| Keterangan Foto: Para pelaku pengoplos gas LPG bersubsidi ukuran 3 kg di Dusun Sentul, Desa Tamansari, Kecamatan Rumpin, yang diciduk tim dari unit 3 Subdit II (dua) Dittipidter Bareskrim Polri beberapa hari lalu. Belakang diketahui, sindikat pengoplos gas jaringan Rumpin direncakan memindahkan lokasi pengoplosan ke wilayah Kecamatan Cigudeg. |
INFO NEWS | BOGOR - Tindakan tegas Bareskrim Polri terhadap sindikat pengoplos gas LPG bersubsidi ukuran 3 kilogram di Kecamatan Rumpin, Kabupaten Bogor, mendapat apresiasi warga. Untuk diketahui, Jumat 27 Februari 2026, Tim Unit 3 Subdit II (dua) Dittipidter Bareskrim Polri, kembali menciduk pelaku pengoplos gas LPG di Dusun Sentul, Desa Tamansari sekira pukul 15.30 WIB.
" Kami mendukung semua pengoplos gas ditindak secara hukum, aktivitas ilegal itu jelas meresahkan dan sudah terjadi selama bertahun-tahun tanpa bisa disentuh aparat penegak hukum (APH)," kata Ramdani (41) warga Desa Sukasari, Kecamatan Rumpin, Rabu 4 Maret 2026.
Ia juga menambahkan, selain di Desa Tamansari, aktivitas pengoplosan gas dengan cara memindahkan isi gas LPG ukuran 3 kilogram ke tabung non subsidi ukuran 12 hingga ukuran 50 kilogram, tidak hanya terjadi di desanya tapi marak juga di lokasi lainnya sehingga diperlukan keseriusan dan komitmen APH.
" Di Desa Sukamulya, Gobang dan Desa Kampung Sawah masih ada itu pengoplosan gas bersubsidi. Kami berharap semua ditindak tegas, dan jangan sampai Kecamatan Rumpin dijadikan pusat lokasi oplosan gas," imbuhnya.
Gencarnya operasi penindakan hukum oleh Bareskrim Polri terhadap sindikat pengoplosan gas LPG bersubsidi di kawasan Rumpin, membuat para pelaku ekstra waspada. Bos oplosan gas jaringan Rumpin berinisial JM mengatakan, sindikatnya memilih menghentikan kegiatan daripada harus berurusan dengan hukum dan berencana memindahkan lokasi pengoplosan dari Rumpin ke wilayah Kecamatan Cigudeg.
" Rumpin sudah ga aman, kami tidak beroperasi dan akan memindahkan lokasi ke Cigudeg," ujar JM via selulernya.
Ia juga menuturkan, Cigudeg menjadi pilihan untuk dijadikan lokasi pengoplosan setelah pengecekan lokasi di daerah perbatasan antara Kabupaten Bogor dan Kabupaten Sukabumi tapi dianggap tidak aman alias potensi risiko hukum tinggi serta reaksi lingkungan yang akan muncul ketika aktivitas mulai berjalan.
" Masih tahap koordinasi. Cigudeg jadi pilihan setelah pengecekan lokasi di perbatasan Bogor - Sukabumi," tambahnya.
Sebelumnya, Kasubdit II (dua) Dittipidter Bareskrim Polri, Kombes Pol Sardo Sibarani menjelaskan, operasi penindakan hukum terhadap pengoplos gas LPG bersubsidi ukuran 3 kilogram di Rumpin tepatnya di Dusun Sentul, Desa Tamansari, berawal dari laporan masyarakat.
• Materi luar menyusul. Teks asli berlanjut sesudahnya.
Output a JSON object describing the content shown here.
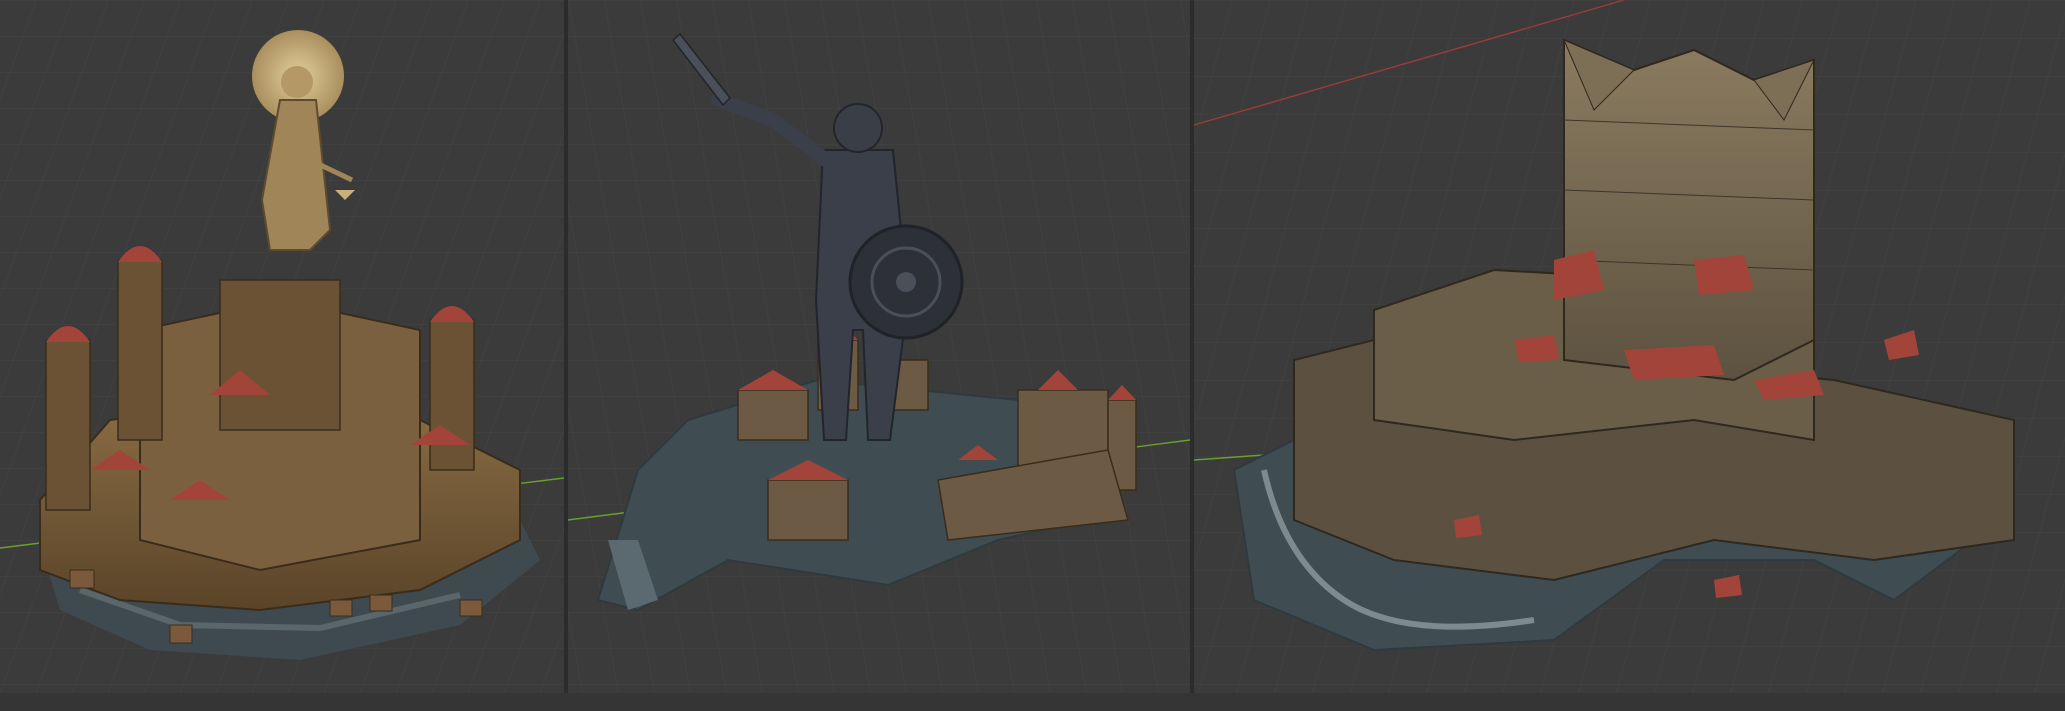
{
  "scene": {
    "viewport_count": 3,
    "colors": {
      "background": "#3a3a3a",
      "grid": "#444444",
      "axis_x": "#9e3a3a",
      "axis_y": "#6aa02c",
      "stone": "#7a5f3c",
      "roof": "#a2443a",
      "ground": "#3f4d52",
      "statue_gold": "#b69a6b",
      "statue_dark": "#3b3f49"
    },
    "viewports": [
      {
        "name": "golden-cathedral-city",
        "subject": "statue-of-justice"
      },
      {
        "name": "knight-statue-town",
        "subject": "knight-statue"
      },
      {
        "name": "stone-fortress",
        "subject": "tower-fortress"
      }
    ]
  }
}
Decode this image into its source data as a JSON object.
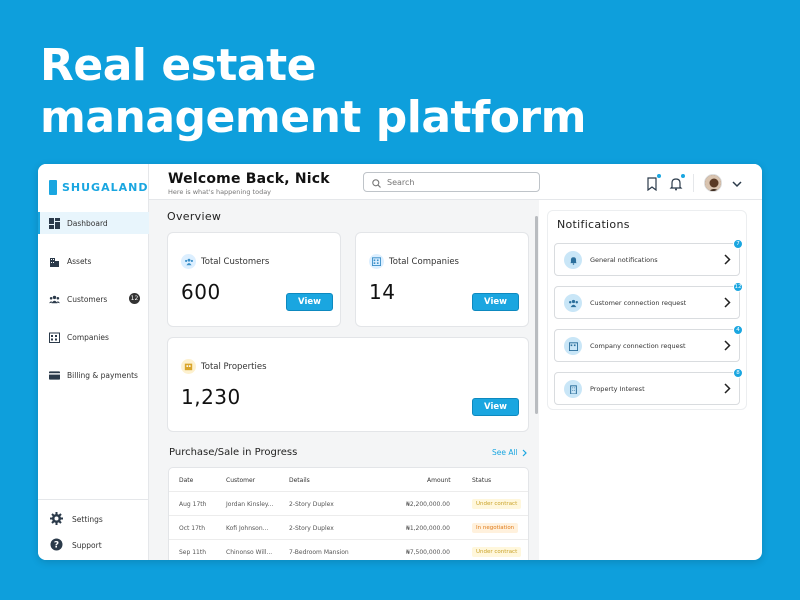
{
  "hero": {
    "line1": "Real estate",
    "line2": "management platform"
  },
  "brand": {
    "name": "SHUGALAND",
    "accent": "#1aa6e0"
  },
  "sidebar": {
    "items": [
      {
        "label": "Dashboard",
        "icon": "dashboard-icon",
        "active": true
      },
      {
        "label": "Assets",
        "icon": "building-icon"
      },
      {
        "label": "Customers",
        "icon": "users-icon",
        "badge": "12"
      },
      {
        "label": "Companies",
        "icon": "company-icon"
      },
      {
        "label": "Billing & payments",
        "icon": "card-icon"
      }
    ],
    "bottom": [
      {
        "label": "Settings",
        "icon": "gear-icon"
      },
      {
        "label": "Support",
        "icon": "help-icon"
      }
    ]
  },
  "header": {
    "welcome": "Welcome Back, Nick",
    "subtitle": "Here is what's happening today",
    "search_placeholder": "Search"
  },
  "overview": {
    "title": "Overview",
    "cards": [
      {
        "label": "Total Customers",
        "value": "600",
        "button": "View"
      },
      {
        "label": "Total Companies",
        "value": "14",
        "button": "View"
      },
      {
        "label": "Total Properties",
        "value": "1,230",
        "button": "View"
      }
    ]
  },
  "purchase_sale": {
    "title": "Purchase/Sale in Progress",
    "see_all": "See All",
    "columns": [
      "Date",
      "Customer",
      "Details",
      "Amount",
      "Status"
    ],
    "rows": [
      {
        "date": "Aug 17th",
        "customer": "Jordan Kinsley...",
        "details": "2-Story Duplex",
        "amount": "₦2,200,000.00",
        "status": "Under contract",
        "status_color": "#c9a227"
      },
      {
        "date": "Oct 17th",
        "customer": "Kofi Johnson...",
        "details": "2-Story Duplex",
        "amount": "₦1,200,000.00",
        "status": "In negotiation",
        "status_color": "#e07b1a"
      },
      {
        "date": "Sep 11th",
        "customer": "Chinonso Will...",
        "details": "7-Bedroom Mansion",
        "amount": "₦7,500,000.00",
        "status": "Under contract",
        "status_color": "#c9a227"
      }
    ]
  },
  "notifications": {
    "title": "Notifications",
    "items": [
      {
        "label": "General notifications",
        "badge": "7",
        "icon": "bell-icon"
      },
      {
        "label": "Customer connection request",
        "badge": "12",
        "icon": "users-icon"
      },
      {
        "label": "Company connection request",
        "badge": "4",
        "icon": "company-icon"
      },
      {
        "label": "Property Interest",
        "badge": "8",
        "icon": "building-icon"
      }
    ]
  }
}
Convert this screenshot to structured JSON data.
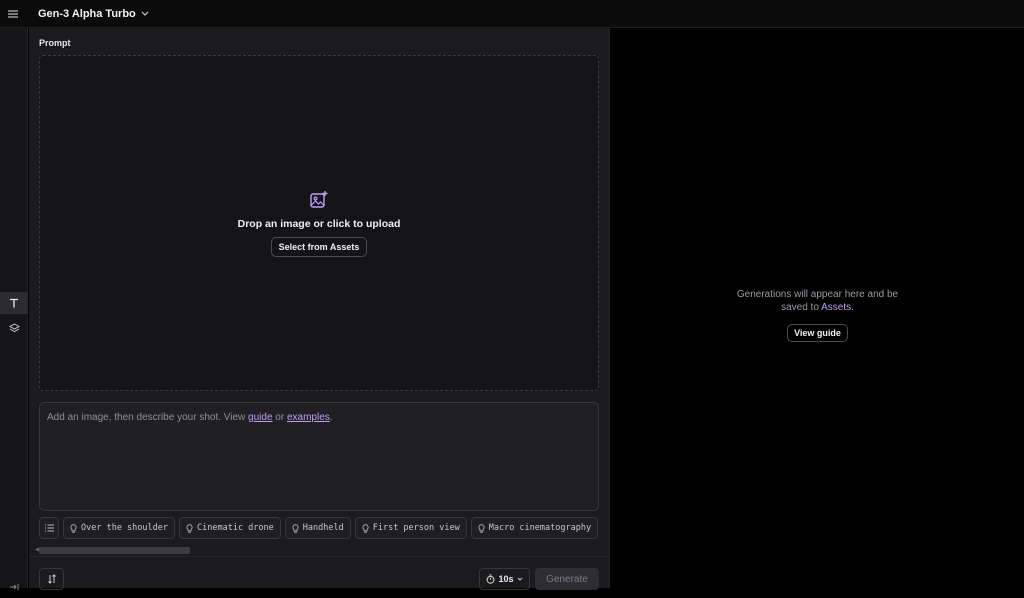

Operasi itu, berhasil mengamankan lima orang pelaku dan puluhan tabung gas LPG sebagai barang bukti.
" Setelah dilakukan penyelidikan dan surveilance, tim mendapati aktivitas ilegal para pelaku memindahkan isi tabung bersubsidi ukuran 3 kg ke tabung non subsidi," jelas Kombes Pol Sardo Sibarani.
Lebih lanjut ia memaparkan, kelima orang pelaku yang diamankan yakni RS selaku pomodal atau pemilik, SE sebagai kuli bongkar muat, D sebagai dokter atau pengoplos, S sebagai sopir pickup untuk mengiri gas hasil oplosan dan N sebagai asisten dokter. Ancaman hukum bagi para pelaku, pidana penjara 6 dan denda hingga Rp6 miliar.
" Pelaku dijerat pasal 55 UU nomor 22 tahun 2001 tentang Minyak dan Gas Bumi. Kegiatan ini jelas merugikan negara dan hak masyarakat penerima subsidi, kami akan terus menegakan supremasi hukum tanpa pandang bulu," tegasnya.